Dans le dernier volet que vous venez de publier et qui s'intitule Terre fatale, vous parlez beaucoup des atrocités de l'OAS et des relations entre les différentes communautés. Comment avez-vous pu rendre possible la compréhension de cette complexité à travers quelques planches ?
Comme je vous le disais, j'essaie d'avoir d'abord moi-même une bonne compréhension du sujet pour que tout soit le plus clair possible pour le lecteur et pour éviter de porter atteinte aux faits historiques avérés. A un certain moment, on comprend que le conflit est allé trop loin et que les pieds-noirs se sentent obligés de partir. Les vaincus n'avaient plus leur place dans ce pays. Même si j'ai voulu montrer que beaucoup de ces gens ne comprenaient pas comment on pouvait en être arrivé là. C'est le cas notamment de cette femme, personnage de la BD, qui explique que les pieds-noirs se sont toujours entendus avec les Algériens ! D'ailleurs, beaucoup continuent encore à éprouver le même sentiment aujourd'hui.
Vous avez actuellement un projet d'adapter une nouvelle de Camus en BD, est-ce que vous pouvez nous en dire un peu plus ?
J'ai toujours été attentif à cet écrivain qui m'a forcément influencé. Ce texte, L'Hôte, est une courte nouvelle extraite du recueil L'Exil et le Royaume.

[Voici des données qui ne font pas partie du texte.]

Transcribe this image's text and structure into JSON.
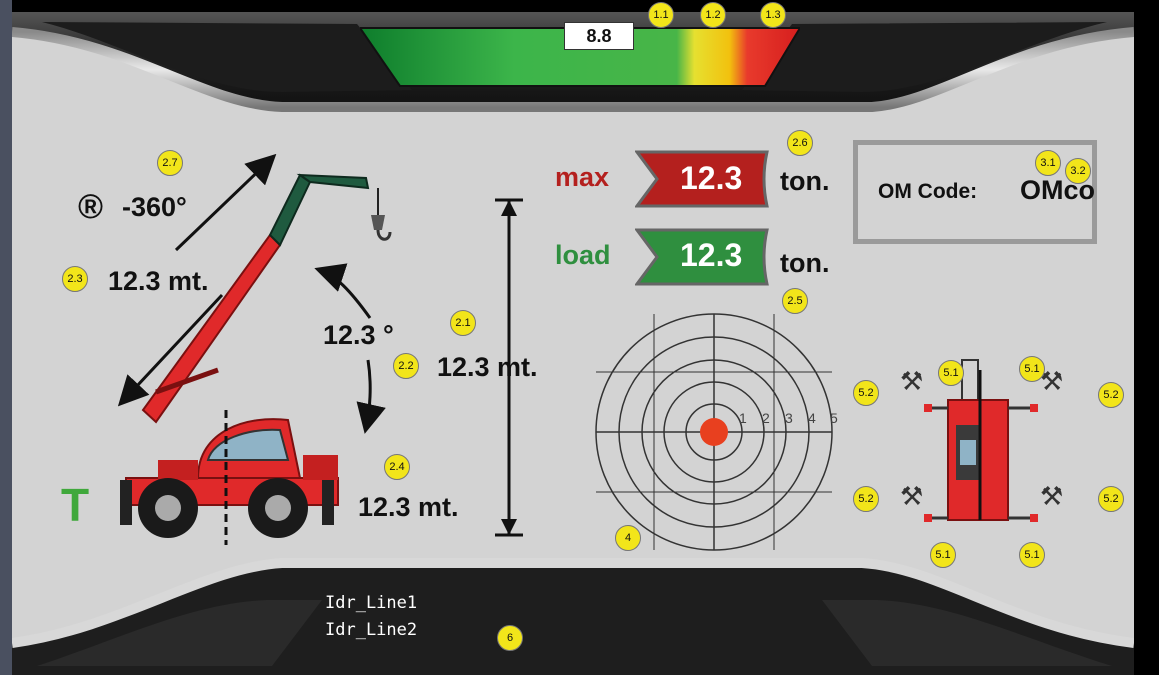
{
  "load_bar": {
    "value": "8.8",
    "fill": 0.58
  },
  "callouts": {
    "c11": "1.1",
    "c12": "1.2",
    "c13": "1.3",
    "c21": "2.1",
    "c22": "2.2",
    "c23": "2.3",
    "c24": "2.4",
    "c25": "2.5",
    "c26": "2.6",
    "c27": "2.7",
    "c31": "3.1",
    "c32": "3.2",
    "c4": "4",
    "c51a": "5.1",
    "c51b": "5.1",
    "c51c": "5.1",
    "c51d": "5.1",
    "c52a": "5.2",
    "c52b": "5.2",
    "c52c": "5.2",
    "c52d": "5.2",
    "c6": "6"
  },
  "rotation": {
    "symbol": "®",
    "value": "-360°"
  },
  "boom": {
    "length_value": "12.3 mt.",
    "angle_value": "12.3 °",
    "height_value": "12.3 mt.",
    "reach_value": "12.3 mt."
  },
  "load_info": {
    "max_label": "max",
    "max_value": "12.3",
    "max_unit": "ton.",
    "load_label": "load",
    "load_value": "12.3",
    "load_unit": "ton."
  },
  "om_code": {
    "label": "OM Code:",
    "value": "OMco"
  },
  "target": {
    "rings": [
      "1",
      "2",
      "3",
      "4",
      "5"
    ]
  },
  "idr": {
    "line1": "Idr_Line1",
    "line2": "Idr_Line2"
  },
  "colors": {
    "panel": "#d3d3d3",
    "max_red": "#b4201e",
    "load_green": "#2f8f3f",
    "callout_yellow": "#f2e51a",
    "machine_red": "#e0292a"
  }
}
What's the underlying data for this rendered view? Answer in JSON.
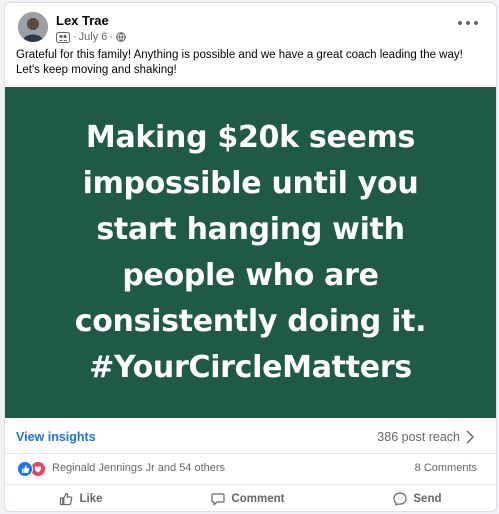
{
  "post": {
    "author": "Lex Trae",
    "date": "July 6",
    "separator": "·",
    "caption": "Grateful for this family! Anything is possible and we have a great coach leading the way! Let's keep moving and shaking!",
    "image_text": "Making $20k seems\nimpossible until you\nstart hanging with\npeople who are\nconsistently doing it.\n#YourCircleMatters",
    "image_bg_color": "#1f5948"
  },
  "insights": {
    "view_label": "View insights",
    "reach": "386 post reach"
  },
  "engagement": {
    "reacted_by": "Reginald Jennings Jr and 54 others",
    "comments": "8 Comments",
    "reaction_icons": [
      "like-icon",
      "love-icon"
    ]
  },
  "actions": {
    "like": "Like",
    "comment": "Comment",
    "send": "Send"
  },
  "colors": {
    "link_blue": "#1b74e4",
    "like_blue": "#1877f2",
    "love_red": "#f33e58",
    "secondary_text": "#65676b"
  }
}
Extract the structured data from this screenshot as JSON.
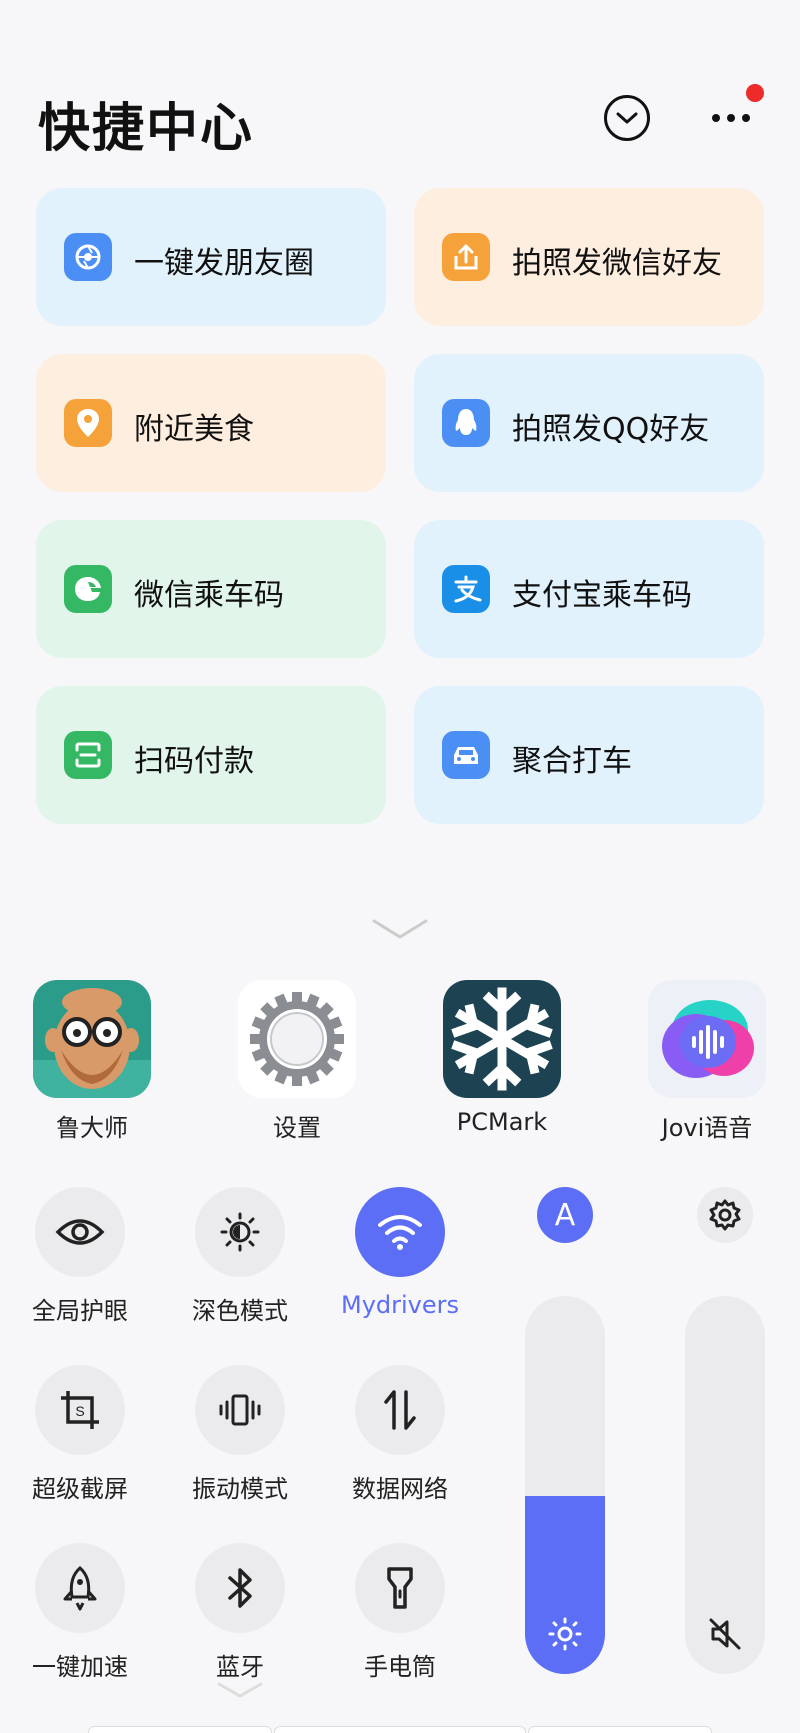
{
  "header": {
    "title": "快捷中心",
    "collapse_icon": "chevron-down-circle-icon",
    "more_icon": "more-dots-icon",
    "notification_dot_color": "#ee2b2b"
  },
  "shortcuts": [
    {
      "label": "一键发朋友圈",
      "icon": "moments-camera-icon",
      "bg": "blue",
      "icon_color": "#4b8ff5"
    },
    {
      "label": "拍照发微信好友",
      "icon": "share-upload-icon",
      "bg": "orange",
      "icon_color": "#f5a23a"
    },
    {
      "label": "附近美食",
      "icon": "location-pin-icon",
      "bg": "orange",
      "icon_color": "#f5a23a"
    },
    {
      "label": "拍照发QQ好友",
      "icon": "qq-penguin-icon",
      "bg": "blue",
      "icon_color": "#4b8ff5"
    },
    {
      "label": "微信乘车码",
      "icon": "wechat-bus-code-icon",
      "bg": "green",
      "icon_color": "#35b864"
    },
    {
      "label": "支付宝乘车码",
      "icon": "alipay-icon",
      "bg": "blue",
      "icon_color": "#1a8fe8"
    },
    {
      "label": "扫码付款",
      "icon": "scan-pay-icon",
      "bg": "green",
      "icon_color": "#35b864"
    },
    {
      "label": "聚合打车",
      "icon": "car-icon",
      "bg": "blue",
      "icon_color": "#4b8ff5"
    }
  ],
  "apps": [
    {
      "label": "鲁大师",
      "icon": "ludashi-app-icon"
    },
    {
      "label": "设置",
      "icon": "settings-gear-app-icon"
    },
    {
      "label": "PCMark",
      "icon": "pcmark-snowflake-app-icon"
    },
    {
      "label": "Jovi语音",
      "icon": "jovi-voice-app-icon"
    }
  ],
  "toggles": [
    {
      "label": "全局护眼",
      "icon": "eye-icon",
      "on": false
    },
    {
      "label": "深色模式",
      "icon": "dark-mode-icon",
      "on": false
    },
    {
      "label": "Mydrivers",
      "icon": "wifi-icon",
      "on": true
    },
    {
      "label": "超级截屏",
      "icon": "screenshot-icon",
      "on": false
    },
    {
      "label": "振动模式",
      "icon": "vibrate-icon",
      "on": false
    },
    {
      "label": "数据网络",
      "icon": "mobile-data-icon",
      "on": false
    },
    {
      "label": "一键加速",
      "icon": "rocket-icon",
      "on": false
    },
    {
      "label": "蓝牙",
      "icon": "bluetooth-icon",
      "on": false
    },
    {
      "label": "手电筒",
      "icon": "flashlight-icon",
      "on": false
    }
  ],
  "brightness": {
    "auto_label": "A",
    "level": 0.47,
    "icon": "brightness-sun-icon"
  },
  "volume": {
    "level": 0.0,
    "icon": "muted-speaker-icon",
    "settings_icon": "gear-icon"
  },
  "colors": {
    "accent": "#5b6ef5"
  }
}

Je l'ai découvert pour la première fois il y a une vingtaine d'années, c'est-à-dire au moment-même où je commençais ma grande saga des Carnets d'Orient. Et il a immédiatement résonné en moi comme un élément central dans l'œuvre de Camus à propos de la question algérienne. C'est peut-être le seul texte de fiction où Camus fait allusion à la guerre d'Algérie. Camus a entrepris son écriture en 1951 et l'a probablement remaniée avant sa parution en 1957. Entre-temps, il y avait eu l'insurrection de Novembre 1954 et la démarche infructueuse de Camus en faveur de la paix avec son appel à la trêve civile à Alger en janvier 1956. C'est un texte dans lequel il y a tout Camus et, à travers l'immensité de ces espaces désolés, une bonne partie de l'Algérie coloniale.
Repères
Né en 1955 à Alger dans le quartier de Belcourt, Jacques Ferrandez a d'abord publié chez Casterman Arrière-pays, suite de courtes histoires sur sa Provence d'adoption. En 1987 débute sa grande fresque en cinq volumes sur l'histoire de la présence française en Algérie, de la conquête à la veille de l'indépendance : ce sont les Carnets d'Orient (Casterman). Il replonge ensuite dans l'univers provençal en adaptant Jean de Florette et Manon des sources en 1997. L'année suivante, il revient à des projets plus contemporains avec l'écrivain et scénariste Tonino Benacquista, et c'est ainsi que naîtront, en 1998, L'Outremangeur, paru chez Casterman et adapté au cinéma, puis en 2000, La Boîte noire, paru chez Gallimard/Futuropolis. A partir de 1998, il développe ses Carnets d'Orient avec la publication de Carnets de voyage sur la Syrie, Istanbul, l'Irak, le Liban, Sarajevo et Alger. En 2008, paraît chez Casterman Cuba père et fils , un album conjuguant fiction et récit de voyage réalisé à quatre mains avec son fils Pierre. Depuis 2002, il a repris la suite de sa saga algérienne avec un nouveau cycle de cinq albums consacré à la guerre d'Algérie dont le dernier tome, Terre fatale , est publié chez Casterman en avril 2009.